Tendenziell sei feststellbar, daß rechtsgerichtete Personen und Institutionen in der Online-Enzyklopädie als solche benannt und kategorisiert würden, während dies bei linksgerichteten Personen und Institutionen häufig nicht der Fall sei. Dies betreffe ganz besonders solche Publizisten, die dem „antifaschistischen Milieu“ zugehörten, also im starken Maß in den „Kampf gegen Rechts“ verstrickt seien. Wolfschlags Fazit: „Wikipedia ist nur bedingt als seriöse Informationsquelle anzusehen. Sie hat, auch wenn das die vielen aufrichtigen, kompetenten und gutmeinenden Mitarbeiter nicht gerne hören, nichts mit einer klassischen Enzyklopädie gemein, die üblicherweise von namentlich verantwortlichen Wissenschaftlern zusammengetragen wird. Sicherlich eignen sich die Artikel, um sich schnell über Basisinhalte zu informieren.
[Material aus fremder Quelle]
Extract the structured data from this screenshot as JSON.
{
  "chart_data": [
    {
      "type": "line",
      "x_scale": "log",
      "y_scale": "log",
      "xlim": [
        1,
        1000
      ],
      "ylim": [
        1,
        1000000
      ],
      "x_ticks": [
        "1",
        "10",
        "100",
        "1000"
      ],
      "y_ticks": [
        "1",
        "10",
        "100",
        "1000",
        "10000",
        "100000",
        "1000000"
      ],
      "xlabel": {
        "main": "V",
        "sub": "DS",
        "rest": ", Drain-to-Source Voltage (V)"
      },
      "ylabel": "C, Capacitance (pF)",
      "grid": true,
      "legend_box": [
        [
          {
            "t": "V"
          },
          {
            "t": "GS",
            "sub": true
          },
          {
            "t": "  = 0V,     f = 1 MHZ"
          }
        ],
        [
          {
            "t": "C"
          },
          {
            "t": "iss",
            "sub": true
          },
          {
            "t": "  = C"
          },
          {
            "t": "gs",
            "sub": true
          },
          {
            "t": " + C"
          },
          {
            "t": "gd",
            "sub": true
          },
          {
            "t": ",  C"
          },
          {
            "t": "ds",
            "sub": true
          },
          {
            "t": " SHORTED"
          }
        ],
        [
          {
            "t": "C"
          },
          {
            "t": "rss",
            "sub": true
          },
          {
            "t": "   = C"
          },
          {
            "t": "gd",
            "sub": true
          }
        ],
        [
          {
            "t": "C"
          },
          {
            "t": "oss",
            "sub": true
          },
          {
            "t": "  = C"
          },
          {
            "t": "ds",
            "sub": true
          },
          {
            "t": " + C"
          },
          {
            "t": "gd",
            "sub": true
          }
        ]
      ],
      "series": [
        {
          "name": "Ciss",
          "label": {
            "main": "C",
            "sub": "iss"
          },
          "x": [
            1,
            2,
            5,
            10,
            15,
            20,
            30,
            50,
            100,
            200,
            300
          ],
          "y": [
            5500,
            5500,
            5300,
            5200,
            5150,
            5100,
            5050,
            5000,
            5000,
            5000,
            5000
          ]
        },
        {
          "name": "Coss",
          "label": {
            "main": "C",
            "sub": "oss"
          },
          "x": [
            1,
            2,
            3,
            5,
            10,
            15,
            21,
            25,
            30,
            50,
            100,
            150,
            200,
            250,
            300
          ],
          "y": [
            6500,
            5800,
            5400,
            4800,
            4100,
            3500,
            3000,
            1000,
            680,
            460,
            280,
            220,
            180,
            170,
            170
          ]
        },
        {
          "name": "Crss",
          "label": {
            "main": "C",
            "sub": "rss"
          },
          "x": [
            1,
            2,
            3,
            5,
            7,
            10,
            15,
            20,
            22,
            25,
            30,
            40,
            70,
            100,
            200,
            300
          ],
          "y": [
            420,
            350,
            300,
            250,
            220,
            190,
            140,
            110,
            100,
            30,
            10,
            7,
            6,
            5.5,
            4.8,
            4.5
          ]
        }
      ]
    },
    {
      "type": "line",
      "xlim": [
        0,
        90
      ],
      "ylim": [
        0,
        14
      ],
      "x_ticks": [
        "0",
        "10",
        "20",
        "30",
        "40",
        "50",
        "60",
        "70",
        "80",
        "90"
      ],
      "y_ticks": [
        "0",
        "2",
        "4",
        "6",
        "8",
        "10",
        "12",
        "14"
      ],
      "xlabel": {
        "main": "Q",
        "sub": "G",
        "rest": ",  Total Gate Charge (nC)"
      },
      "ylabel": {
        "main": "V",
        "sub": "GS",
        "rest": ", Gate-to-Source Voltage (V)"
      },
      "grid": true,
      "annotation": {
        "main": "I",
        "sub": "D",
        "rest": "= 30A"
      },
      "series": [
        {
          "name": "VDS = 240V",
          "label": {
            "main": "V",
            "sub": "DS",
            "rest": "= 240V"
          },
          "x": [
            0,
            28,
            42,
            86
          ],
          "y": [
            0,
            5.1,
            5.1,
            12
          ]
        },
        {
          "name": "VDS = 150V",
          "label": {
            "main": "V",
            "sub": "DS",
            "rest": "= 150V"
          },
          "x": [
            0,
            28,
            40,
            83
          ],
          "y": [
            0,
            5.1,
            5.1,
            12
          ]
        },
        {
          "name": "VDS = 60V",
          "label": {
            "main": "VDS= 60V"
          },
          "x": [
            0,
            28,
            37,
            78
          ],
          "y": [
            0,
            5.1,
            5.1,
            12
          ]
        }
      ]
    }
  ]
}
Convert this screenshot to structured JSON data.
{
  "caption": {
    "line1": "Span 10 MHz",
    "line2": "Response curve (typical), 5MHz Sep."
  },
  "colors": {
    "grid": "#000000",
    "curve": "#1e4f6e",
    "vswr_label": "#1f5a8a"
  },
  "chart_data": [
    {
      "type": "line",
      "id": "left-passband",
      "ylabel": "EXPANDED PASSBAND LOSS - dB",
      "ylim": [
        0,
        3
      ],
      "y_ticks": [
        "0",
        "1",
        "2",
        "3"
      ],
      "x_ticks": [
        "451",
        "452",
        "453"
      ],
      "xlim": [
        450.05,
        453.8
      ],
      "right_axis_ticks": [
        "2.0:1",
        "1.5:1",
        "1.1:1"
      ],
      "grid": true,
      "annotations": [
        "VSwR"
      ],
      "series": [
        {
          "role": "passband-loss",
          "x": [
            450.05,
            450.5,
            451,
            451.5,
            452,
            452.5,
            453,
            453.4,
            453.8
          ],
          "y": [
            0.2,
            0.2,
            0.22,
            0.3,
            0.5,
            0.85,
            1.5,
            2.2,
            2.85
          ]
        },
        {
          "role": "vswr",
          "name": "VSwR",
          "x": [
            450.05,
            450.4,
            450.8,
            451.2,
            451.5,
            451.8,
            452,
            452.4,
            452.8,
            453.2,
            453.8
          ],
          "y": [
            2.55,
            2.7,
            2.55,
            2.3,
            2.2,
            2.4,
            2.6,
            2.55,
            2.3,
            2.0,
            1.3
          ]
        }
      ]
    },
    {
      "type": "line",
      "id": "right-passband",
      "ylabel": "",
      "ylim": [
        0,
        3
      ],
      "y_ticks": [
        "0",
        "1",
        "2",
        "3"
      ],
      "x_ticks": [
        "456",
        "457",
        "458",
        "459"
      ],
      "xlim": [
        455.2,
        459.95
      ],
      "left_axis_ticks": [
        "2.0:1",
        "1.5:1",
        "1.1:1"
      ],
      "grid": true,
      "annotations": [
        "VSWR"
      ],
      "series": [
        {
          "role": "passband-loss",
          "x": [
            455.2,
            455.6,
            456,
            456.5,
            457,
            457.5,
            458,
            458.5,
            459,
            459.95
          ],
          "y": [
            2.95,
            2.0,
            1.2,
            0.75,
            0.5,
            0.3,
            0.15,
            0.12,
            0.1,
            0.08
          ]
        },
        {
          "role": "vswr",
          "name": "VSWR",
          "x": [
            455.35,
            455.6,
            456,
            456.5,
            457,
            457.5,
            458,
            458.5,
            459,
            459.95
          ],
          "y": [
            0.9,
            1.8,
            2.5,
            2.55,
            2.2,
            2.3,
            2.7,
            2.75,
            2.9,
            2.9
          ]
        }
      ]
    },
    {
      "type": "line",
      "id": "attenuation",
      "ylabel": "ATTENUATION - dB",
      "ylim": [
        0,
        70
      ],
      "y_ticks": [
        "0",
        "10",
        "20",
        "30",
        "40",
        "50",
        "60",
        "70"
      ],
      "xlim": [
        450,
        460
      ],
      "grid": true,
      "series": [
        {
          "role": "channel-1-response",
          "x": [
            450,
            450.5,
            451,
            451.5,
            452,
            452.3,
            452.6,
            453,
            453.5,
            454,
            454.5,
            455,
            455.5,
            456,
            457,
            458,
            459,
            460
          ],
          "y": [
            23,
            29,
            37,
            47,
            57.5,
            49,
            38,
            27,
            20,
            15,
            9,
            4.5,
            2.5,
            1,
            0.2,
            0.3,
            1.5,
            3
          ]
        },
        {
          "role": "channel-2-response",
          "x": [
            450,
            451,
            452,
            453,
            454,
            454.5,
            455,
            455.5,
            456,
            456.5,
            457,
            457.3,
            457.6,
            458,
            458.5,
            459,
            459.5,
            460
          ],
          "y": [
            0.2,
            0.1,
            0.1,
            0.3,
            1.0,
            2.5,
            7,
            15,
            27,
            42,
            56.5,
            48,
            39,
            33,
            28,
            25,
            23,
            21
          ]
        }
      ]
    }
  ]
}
Ansonsten sind sie aber stets kritisch zu betrachten, da sie zwangsläufig dem Risiko politischer Manipulation ausgesetzt sind“.

Noch einen Schritt weiter geht der ehemalige thüringische Verfassungsschutzpräsident und Schriftsteller Helmut Roewer, der bereits im ersten Absatz seines Beitrags „Das trojanische Pferd“ die These aufstellt: „Durch nichts ist dem seriösen Wissen seit dem Ende des 20. Jahrhunderts so geschadet worden wie durch Wikipedia.“ Eine unbekannte Vielzahl von Torwächtern sorge dafür, daß unerwünschte Einträge ins Wikipedia-Lexikon unterblieben, und gegen deren Entscheidung gäbe es keinen wirksamen Einspruch.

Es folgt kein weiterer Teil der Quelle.